Naquela direção, a menos de seis ou sete noites de percurso, encontra-se Eutárpia. Não sendo metrópole, tampouco um vilarejo, a cidade é do tamanho do que dela o viajante enxerga de ruas, vielas, esquinas e ladeiras. Com um pouco mais de atenção, quem chega à Eutárpia vê que a arquitetura possui algo de temporário e o clima entre os moradores guarda um ar de contemplativa ansiedade.
Aos primeiros dias da terceira estação do ano, os mais antigos saem às varandas e olham o céu, enquanto os mais jovens, como é de se esperar, relutam a se entregar à nova rotina do que a torna outra cidade. É quando Eutárpia celebra a cheia das águas. Não é preciso uma longa temporada de chuvas para dar início ao fenômeno; há mesmo quem suspeite que os rios é que são reféns do desejo dos nativos e seus ancestrais.
No dia da chuva inaugural, os habitantes deixam as casas, as vendas, os bares e as igrejas e se prostram às margens, cada qual conforme o seu entusiasmo, para testemunhar a cheia. A maioria, claro, abriga-se em casas vizinhas, nos pés dos montes e elevações de Eutárpia. Engana-se o viajante que pensa serem as imposições do fenômeno um lamento. Com menos ingenuidade, é possível perceber que os moradores buscam ali o que a rotina de até então não permitia. Contar histórias, a maioria verídica, as melhores inventadas e fabuladas pela tempestuosa tradição milenar.
É o momento que alguns moradores relembram que, nos primórdios, os nativos de Eutárpia sacralizavam os rios, guardando em jarras de bronze um pouco d’água.

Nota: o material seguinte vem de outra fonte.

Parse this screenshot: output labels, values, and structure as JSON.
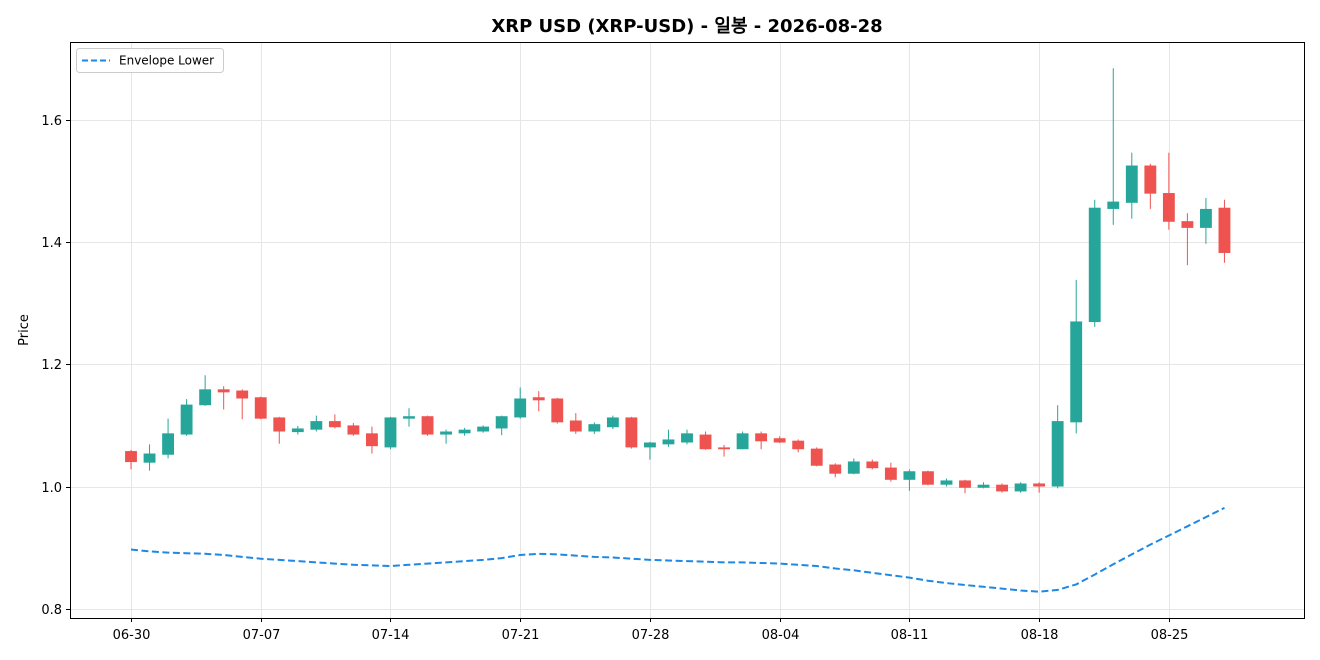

Com ela, batizavam os nascidos no ano em curso. Em potes de cerâmica preparavam elixires para dar de beber aos desvalidos de males sem causa, faziam porções para as datas celebrativas de ciclos de vida e de morte. E, se ainda sobrasse água após seus trabalhos, reservavam em garrafas de vidro em local secreto para devolvê-la ao rio na próxima estação das cheias. Assim a esperança de que ele nunca cessasse.
As cheias convidam também a empreitadas mais profanas. Não é de se estranhar banhos nus nos dias pesados de chuva, quando os corpos, vistos de longe, são pontos em contato dentro de uma paisagem ousada e indestrutível. Os mais corajosos, ou necessitados, banham-se mesmo às margens rasas, clamando em pensamento que as suaves e espaçadas ondas levem as mágoas, os rancores e as palavras cortantes ouvidas e faladas ainda em lembrança.
Os mais antigos esperam o cair da noite para guardar horas de silêncio, ouvir o incessante passado presente da correnteza, a água lavando as pedras, os trechos de encostas caírem, os troncos abandonados ao leito. Os enfermos tentam a cura de suas chagas, alguns molhando a pele rugosa, outros esfregando a terra molhada sobre as feridas.
As cheias podem sustar o medo dos suicidas. Daqueles que acham indigno se atirar de uma ponte em um rio de leito ainda pobre. É aí que eles abraçam o fim no eterno profundo das águas corrediças.
As lendas não deixam esquecer que as cheias estão numa ficção primeva. Nas enseadas mais mansas, formadas próximas às casas, os meninos seriam grandes navegadores, descobridores de ilhas misteriosas, piratas destemidos. As mulheres pensariam no tempo das rainhas guerreiras e das mães que se reuniam às margens para amenizar tristezas e compartilhar alegrias sobre um filho que parte, sobre um filho que chega. Os velhos, ao contemplar as águas, dizem saudosos do tempo em que disputavam a atenção das moças em provas de travessia livre, saltos ornamentais e longos mergulhos.
Os pequenos remansos formados não muito distante da cidade, em meios às árvores, são o ponto de encontro dos amantes. Ao se aventurarem por ali, os mais audaciosos pedem às jovens que se casem com eles. Se aceitos, seus corpos aos poucos se encaixariam no fundo do barco e ali fariam amor pela primeira ou última vez. Assim, por tudo o que é, que foi e seria, é que Eutárpia continua a deitar-se sob as nuvens, fecundar o vale, acolher as águas em seu corpo e a ser continuamente território das memórias.
Ps.: conto livre e explicitamente inspirado em As cidades invisíveis, de Ítalo Calvino. Já ouvi de mais de um escritor que quem começa a arriscar-se em textos ficcionais tem como opção o exercício de imitar os grandes mestres. O texto acima é uma tentativa dessas.